Yang ada warga Muslim, Katholik, Kristen, Hindu, Budha, Konghucu
Karena patokan NKRI bukan Islam, tapi PANCASILA!
“GADO-GADO” DALAM SATU PIRING BERNAMA INDONESIA
1. Kebutuhan Dasariah Kita
Tahun tahun ini, mungkin banyak hati kita yang sedih lagi perih, karena hampir setiap hari ada saja berita tentang teror dan horor, bentrokan fisik antar kelompok, yang kadang menjadikan agama sebagai kendaraan politiknya. beragama.
Puluhan, ratusan bahkan mungkin ribuan jiwa melayang karena terhunus kelewang dan parang yang garang. Manusia (yang katanya: persona citra sang Khalik), menjadi kejam-membunuh sesamanya dengan bambu tajam. Mereka saling melempar batu-membuat kalbu menjadi kaku dan beku. Mereka tak segan-segan membakar segala aral yang melintang-nyawa dan hartapun melayang hilang. Di ranah global, banyak negara menjadi korban teror dan horor, dari Amerika, Eropa sampai Timur Tengah. Di ranah lokal, dari timur sampa barat nusantara, dan entah dimana lagi banjir darah akan tertumpah. Padahal ribuan nyawa itu, tak peduli apapun agamanya, sungguh tak layak untuk sebuah peperangan yang amat absurd itu.

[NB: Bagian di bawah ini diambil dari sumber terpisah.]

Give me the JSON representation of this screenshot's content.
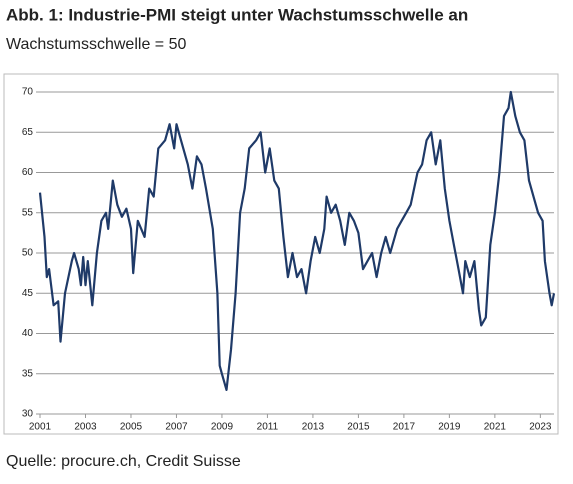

Kita tahu bahwa masing-masing agama sama-sama mempunyai tujuan luhur. Namun, ungkapannya berbeda-beda. Perbedaan inilah yang bisa menimbulkan ketegangan. Dan, ketegangan itu bisa meletus menjadi peperangan antar etnis dan pemeluk agama, seperti juga yang terjadi di Kashmir, Irlandia Utara, Kurdistan, dan sebagainya. Di Srilanka, misalnya penduduk Sinhala Budha dan Tamil Hindu saling melakukan tindak kekerasan. Sebagai orang beragama, mungkin banyak dari kita yang merasa sedih melihat itu. Apakah: “Lebih baik tidak usah ada agama lagi, kalau agama malahan menceraiberaikan dan menghancurkan manusia ”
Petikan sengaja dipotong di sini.